Recently, I provided the keynote speech at a large leadership conference and shared a talk about what makes a leader effective, along with the new competencies of leadership in the 21st century.
To start my talk I shared my twitter handle (@linalharris) with the audience to provide them a way to ask questions, since there was no opportunity for Q&A at the end of my presentation.
After finishing my speech, I stuck around for about 30 minutes to answer some questions from a group of listeners that had begun queuing near the stage.
Most of the people in the line gave compliments and asked thought-provoking questions that related to the material I shared, however one person didn’t share their perspectives. In fact, she was quite offended about a number of points I made in my talk. Overall, what offended her most was the references I made about the wave of trends in technology and how I suggested great leaders should handle them. To finalize her displeasure, she then chastised me for mentioning Twitter and also for making myself available exclusive to audience members who used Twitter.
I thanked her for her feedback and suggested she check Twitter out sometime, to which she just scoffed, turned her back, and then walked away.
Unfortunately, this leader didn’t really understand the competencies I shared for being a successful 21st century leader. Thus, I’ve decided to share a breakdown of these skills once again for a much larger audience, in a written format this time.
1. Understands how what’s happening now, will predict and impact what will happen later.
Good leaders understand the change management process and how to lead their teams through change. A great 21st century leader not only has a change management competence, but they also can identify today’s trends and use them to predict and understand the environment in which they’ll have to compete and lead tomorrow.
2. Knows the importance of self-care.
The stress of leading in the fast paced, ever-changing environment of today’s marketplace can feel downright impossible at times. That’s why any leader that wants to be consistently successful has to be sure to focus on their well-being. Nothing will prevent a leader from rising to the occasion, like stress, coupled with fatigue. Twenty percent of the body’s energy is consumed daily by the brain. I’m sure that percentage jumps a bit when you’re solving complex business problems all day. Good leaders don’t check out of the game because they don’t care; they check out of the game because they’re fatigued or sick.
3. Confident enough to be vulnerable and authentic.
As humans beings we’re adept at identifying a fraud and nobody wants to follow a fraud.

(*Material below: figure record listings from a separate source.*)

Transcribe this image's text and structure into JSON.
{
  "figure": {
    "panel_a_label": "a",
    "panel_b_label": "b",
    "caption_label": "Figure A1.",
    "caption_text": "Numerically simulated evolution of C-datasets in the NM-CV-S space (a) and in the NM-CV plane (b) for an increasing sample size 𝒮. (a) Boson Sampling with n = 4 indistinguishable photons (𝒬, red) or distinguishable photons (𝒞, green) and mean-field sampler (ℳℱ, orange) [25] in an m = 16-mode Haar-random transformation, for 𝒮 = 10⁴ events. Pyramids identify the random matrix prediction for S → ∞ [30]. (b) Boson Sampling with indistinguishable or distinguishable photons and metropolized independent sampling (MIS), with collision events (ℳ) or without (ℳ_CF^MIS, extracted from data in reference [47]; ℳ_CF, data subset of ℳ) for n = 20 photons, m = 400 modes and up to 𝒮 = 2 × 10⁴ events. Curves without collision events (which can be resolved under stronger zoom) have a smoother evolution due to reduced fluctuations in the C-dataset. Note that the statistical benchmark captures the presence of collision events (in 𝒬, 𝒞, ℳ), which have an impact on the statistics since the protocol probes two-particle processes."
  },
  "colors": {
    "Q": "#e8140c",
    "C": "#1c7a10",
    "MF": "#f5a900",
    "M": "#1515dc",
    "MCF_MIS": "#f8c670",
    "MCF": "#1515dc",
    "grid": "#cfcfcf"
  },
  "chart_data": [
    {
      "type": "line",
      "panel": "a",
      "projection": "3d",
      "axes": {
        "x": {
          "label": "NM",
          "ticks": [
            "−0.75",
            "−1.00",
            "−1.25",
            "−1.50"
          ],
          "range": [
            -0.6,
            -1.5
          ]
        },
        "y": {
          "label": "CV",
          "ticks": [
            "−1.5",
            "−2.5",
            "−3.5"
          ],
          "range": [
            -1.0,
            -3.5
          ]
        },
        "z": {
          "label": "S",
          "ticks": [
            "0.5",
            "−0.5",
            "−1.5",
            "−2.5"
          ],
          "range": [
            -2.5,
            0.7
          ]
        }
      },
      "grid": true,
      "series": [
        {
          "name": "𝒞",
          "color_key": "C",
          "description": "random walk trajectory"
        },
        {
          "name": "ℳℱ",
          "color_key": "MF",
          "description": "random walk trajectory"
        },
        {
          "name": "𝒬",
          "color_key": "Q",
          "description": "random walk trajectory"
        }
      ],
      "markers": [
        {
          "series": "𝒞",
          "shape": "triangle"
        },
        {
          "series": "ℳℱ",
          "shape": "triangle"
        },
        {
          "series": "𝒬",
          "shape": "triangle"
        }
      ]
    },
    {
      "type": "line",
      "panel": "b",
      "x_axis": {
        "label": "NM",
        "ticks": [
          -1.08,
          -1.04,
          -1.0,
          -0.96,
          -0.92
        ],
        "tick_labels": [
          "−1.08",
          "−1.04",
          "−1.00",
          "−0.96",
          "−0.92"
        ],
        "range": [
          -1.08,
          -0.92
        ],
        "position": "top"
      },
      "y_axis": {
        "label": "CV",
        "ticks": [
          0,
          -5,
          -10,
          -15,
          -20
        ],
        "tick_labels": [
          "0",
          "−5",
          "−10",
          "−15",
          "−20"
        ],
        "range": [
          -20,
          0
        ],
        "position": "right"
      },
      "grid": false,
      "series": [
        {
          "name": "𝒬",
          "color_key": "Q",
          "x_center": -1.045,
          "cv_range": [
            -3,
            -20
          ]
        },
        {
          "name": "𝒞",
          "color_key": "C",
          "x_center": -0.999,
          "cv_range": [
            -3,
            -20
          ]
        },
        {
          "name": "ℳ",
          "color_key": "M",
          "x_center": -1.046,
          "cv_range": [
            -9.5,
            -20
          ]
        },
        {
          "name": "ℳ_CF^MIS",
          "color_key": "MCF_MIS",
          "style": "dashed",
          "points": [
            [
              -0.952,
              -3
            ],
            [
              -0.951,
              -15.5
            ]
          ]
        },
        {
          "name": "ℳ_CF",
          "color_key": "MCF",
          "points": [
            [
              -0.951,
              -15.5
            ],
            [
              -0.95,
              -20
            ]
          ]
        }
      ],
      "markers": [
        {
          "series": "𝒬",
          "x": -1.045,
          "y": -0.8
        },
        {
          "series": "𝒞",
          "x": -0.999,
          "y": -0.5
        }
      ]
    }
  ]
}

Leaders who believe they can deceive their teams into thinking they’re being REAL, will eventually find out that they’ve lost the respect of the people they’re trying to lead. As leaders we often ask our employees to take the risk of baring their souls and telling us what’s wrong or where they need help, yet we refuse to lead by example. Nothing can undermine a leader more than being a FAKE. Get REAL!
4. Appreciating Differences.
The 21st century workplace is already diverse, but within the next decade it will be more diverse. Workplace diversity is partly a consequence of globalization and the United States changing demographics. As more companies begin to understand the tangible link between their workforce diversity and overall profitability, these companies will push to have more diversity at all levels of their organization. Leaders that lack a competence in inclusion will eventually find themselves unmarketable, despite the other expertise they may have.
5. Leads all the time, not just when it’s convenient.
Great leaders don’t wait around for the optimal situation or circumstance to step in and lead. Instead, they step into the chaos and mayhem to lead and problem solve thereby bringing about order and refuge.
6. Technically savvy.
We live in a brand new era. The industrial revolution is over and we are two and a half decades into the information age. Computers, mobile devices, the World Wide Web and social media are the cornerstones of this era. Almost 100% of all Fortune 500 companies play in or on the four cornerstones I just mentioned. How can any leader expect to advance, grow and develop if they refuse to learn how to use ALL these tools proficiently? When you refuse to use a smartphone, Facebook, LinkedIn and/or Twitter, you’re not hurting those companies; you’re only damaging your own relevance as a marketable leader in the next decade. Stop fooling yourself and CHANGE!
7. Always learning.
There’s been more data produced in the last two years than what was produced in all-time. (Yeah…re-read that!) It’s important for all us to understand we’ll never be able to absorb all the information that is at our fingertips via the World Wide Web, but we can use the Internet as a tool to become experts at our craft. Google is an amazing teacher if you’re willing to spend the time in her classroom.
That’s just seven skills or competencies.
The shifting tides of the 21st century will require much more from leaders who want to succeed than I have listed here. What other skills would you say a 21st century leader would need to succeed in the next decade?
I know inspiration is a much-needed competency too. So be sure stay inspired, it’s a lifestyle choice!